Pilar Ketiga: Komunitas Pena Berkarya Bersama sebagai Inkubator Literasi Akademik; Komunitas Pena Berkarya Bersama (PBB) adalah wadah penghubung antara kampus dan dunia publikasi digital. Dalam tiga minggu, PBB berhasil menjadi pusat aktivitas akademik berbasis karya: mentoring harian, peer review, dan publikasi kolaboratif.
Gerakan ini bukan hanya memperkuat soft skills global, tetapi juga menanamkan budaya akademik terbuka yang sesuai dengan arah Gerakan Literasi Nasional (GLN) dan semangat Merdeka Belajar. Di sini, menulis bukan sekadar memenuhi tugas, melainkan kontribusi sosial dan profesional bagi bangsa.
Menulis di Kompasiana memperluas makna belajar. Kelas memberi struktur, tapi ruang publik memberi keberanian. Melalui jejaring akademik digital, mahasiswa dan dosen tidak hanya bertukar ilmu, tetapi juga membangun reputasi, karakter, dan solidaritas ilmiah. Rekomendasi: 1) Bagi dosen, dorong mahasiswa menulis secara reflektif dan terbuka; 2) Bagi mahasiswa, jadikan publikasi sebagai bagian dari perjalanan akademik, bukan akhir dari tugas; 3) Bagi lembaga pendidikan, integrasikan platform publikasi seperti Kompasiana sebagai media academic branding dan penguatan jejaring profesional.

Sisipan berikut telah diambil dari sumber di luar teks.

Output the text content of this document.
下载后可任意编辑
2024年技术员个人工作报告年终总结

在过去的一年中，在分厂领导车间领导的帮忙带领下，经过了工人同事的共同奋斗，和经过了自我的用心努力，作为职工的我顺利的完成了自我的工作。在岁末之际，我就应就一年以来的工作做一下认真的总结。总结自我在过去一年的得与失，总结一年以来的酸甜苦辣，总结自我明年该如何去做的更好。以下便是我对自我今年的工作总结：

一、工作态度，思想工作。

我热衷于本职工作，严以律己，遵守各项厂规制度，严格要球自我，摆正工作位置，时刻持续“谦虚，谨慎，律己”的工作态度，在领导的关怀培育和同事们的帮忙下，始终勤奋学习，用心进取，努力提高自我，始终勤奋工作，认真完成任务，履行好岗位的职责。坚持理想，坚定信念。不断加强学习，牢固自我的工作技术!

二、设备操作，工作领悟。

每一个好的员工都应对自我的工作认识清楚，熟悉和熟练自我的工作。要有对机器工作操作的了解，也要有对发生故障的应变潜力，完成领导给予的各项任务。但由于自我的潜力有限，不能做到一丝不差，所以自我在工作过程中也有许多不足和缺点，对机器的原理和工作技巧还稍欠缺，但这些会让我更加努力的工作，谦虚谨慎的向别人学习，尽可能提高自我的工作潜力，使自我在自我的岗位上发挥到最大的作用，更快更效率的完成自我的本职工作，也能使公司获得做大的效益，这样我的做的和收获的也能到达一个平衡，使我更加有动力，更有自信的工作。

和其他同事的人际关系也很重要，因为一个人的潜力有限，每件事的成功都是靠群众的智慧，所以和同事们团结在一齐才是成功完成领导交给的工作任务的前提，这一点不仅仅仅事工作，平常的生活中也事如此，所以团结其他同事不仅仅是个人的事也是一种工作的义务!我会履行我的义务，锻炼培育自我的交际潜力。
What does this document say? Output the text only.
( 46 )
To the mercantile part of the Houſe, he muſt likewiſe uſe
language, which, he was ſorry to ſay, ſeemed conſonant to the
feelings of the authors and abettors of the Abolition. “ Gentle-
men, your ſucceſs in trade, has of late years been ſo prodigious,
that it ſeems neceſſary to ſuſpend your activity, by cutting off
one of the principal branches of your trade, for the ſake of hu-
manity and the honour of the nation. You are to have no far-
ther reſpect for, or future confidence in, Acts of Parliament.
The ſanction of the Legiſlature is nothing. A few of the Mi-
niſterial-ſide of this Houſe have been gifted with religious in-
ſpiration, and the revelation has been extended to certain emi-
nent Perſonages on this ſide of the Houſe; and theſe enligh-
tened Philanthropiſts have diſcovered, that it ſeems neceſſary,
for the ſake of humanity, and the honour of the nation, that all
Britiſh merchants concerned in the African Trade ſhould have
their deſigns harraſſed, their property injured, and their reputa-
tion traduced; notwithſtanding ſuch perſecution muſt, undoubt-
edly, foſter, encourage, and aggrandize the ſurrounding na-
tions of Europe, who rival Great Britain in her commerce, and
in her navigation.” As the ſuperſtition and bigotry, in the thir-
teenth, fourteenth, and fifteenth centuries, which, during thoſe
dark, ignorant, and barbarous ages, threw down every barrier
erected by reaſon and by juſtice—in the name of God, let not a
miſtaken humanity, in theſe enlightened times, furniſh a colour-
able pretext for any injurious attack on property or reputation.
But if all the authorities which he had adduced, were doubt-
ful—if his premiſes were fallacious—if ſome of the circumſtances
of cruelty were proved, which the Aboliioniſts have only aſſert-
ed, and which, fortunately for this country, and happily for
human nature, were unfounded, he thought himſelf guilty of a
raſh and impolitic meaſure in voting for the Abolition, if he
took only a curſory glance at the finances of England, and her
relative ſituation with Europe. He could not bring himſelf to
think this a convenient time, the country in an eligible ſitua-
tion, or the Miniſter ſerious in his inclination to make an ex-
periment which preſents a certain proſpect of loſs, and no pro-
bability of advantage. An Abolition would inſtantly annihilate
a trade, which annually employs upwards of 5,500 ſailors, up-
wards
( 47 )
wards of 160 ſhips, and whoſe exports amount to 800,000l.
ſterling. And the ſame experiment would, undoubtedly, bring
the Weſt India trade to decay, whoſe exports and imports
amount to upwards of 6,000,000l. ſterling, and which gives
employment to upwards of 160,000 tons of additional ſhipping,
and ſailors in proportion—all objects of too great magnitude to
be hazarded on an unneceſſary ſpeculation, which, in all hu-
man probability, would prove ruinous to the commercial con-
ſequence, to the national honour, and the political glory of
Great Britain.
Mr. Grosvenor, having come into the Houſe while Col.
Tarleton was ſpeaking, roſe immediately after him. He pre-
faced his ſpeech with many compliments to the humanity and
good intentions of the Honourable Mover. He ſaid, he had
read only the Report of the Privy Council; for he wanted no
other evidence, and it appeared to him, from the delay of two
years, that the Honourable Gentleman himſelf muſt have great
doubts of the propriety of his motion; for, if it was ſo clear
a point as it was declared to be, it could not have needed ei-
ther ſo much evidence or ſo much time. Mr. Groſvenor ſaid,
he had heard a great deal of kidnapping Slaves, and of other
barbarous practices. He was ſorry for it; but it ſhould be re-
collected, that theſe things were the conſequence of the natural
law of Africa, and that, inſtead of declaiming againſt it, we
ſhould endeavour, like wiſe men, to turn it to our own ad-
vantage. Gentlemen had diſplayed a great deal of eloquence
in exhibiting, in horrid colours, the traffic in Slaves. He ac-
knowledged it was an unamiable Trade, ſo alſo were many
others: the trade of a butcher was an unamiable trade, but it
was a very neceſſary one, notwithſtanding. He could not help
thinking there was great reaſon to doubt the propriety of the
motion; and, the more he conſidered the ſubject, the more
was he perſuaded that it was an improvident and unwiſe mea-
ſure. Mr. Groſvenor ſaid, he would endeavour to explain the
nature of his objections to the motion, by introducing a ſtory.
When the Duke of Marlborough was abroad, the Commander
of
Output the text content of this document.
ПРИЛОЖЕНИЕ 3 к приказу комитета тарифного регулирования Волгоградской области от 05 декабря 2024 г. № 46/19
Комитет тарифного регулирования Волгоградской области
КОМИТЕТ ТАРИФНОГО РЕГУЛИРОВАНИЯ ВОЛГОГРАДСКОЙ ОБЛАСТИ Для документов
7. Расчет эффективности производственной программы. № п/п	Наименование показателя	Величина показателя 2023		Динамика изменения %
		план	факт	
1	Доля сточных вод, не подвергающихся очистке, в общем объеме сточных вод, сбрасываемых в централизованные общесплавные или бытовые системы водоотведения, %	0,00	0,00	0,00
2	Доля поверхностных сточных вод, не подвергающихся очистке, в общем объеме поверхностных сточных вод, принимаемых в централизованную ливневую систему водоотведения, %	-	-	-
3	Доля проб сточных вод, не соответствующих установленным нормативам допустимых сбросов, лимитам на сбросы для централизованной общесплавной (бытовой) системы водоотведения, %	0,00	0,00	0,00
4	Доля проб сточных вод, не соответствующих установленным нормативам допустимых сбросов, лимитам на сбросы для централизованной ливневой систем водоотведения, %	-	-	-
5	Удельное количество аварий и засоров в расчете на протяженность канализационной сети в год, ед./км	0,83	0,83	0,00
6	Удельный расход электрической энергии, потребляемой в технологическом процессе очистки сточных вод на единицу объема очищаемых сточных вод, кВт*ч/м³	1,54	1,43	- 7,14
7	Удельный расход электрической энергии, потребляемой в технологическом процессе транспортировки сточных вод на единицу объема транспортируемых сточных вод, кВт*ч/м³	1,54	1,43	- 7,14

Kelas mungkin berakhir dalam satu semester, tetapi jejaring akademik hidup seumur karier. Ketika mahasiswa, dosen, dan komunitas menulis bersama, mereka sesungguhnya sedang membangun ekosistem pengetahuan yang inklusif dan berkelanjutan. Menulis bukan hanya soal siapa yang pandai berkata, tetapi siapa yang berani berbagi. Dan di titik inilah, Kompasiana menjadi ruang baru bagi lahirnya jejaring akademik yang kuat dan bermakna. Wallahu, A’lam.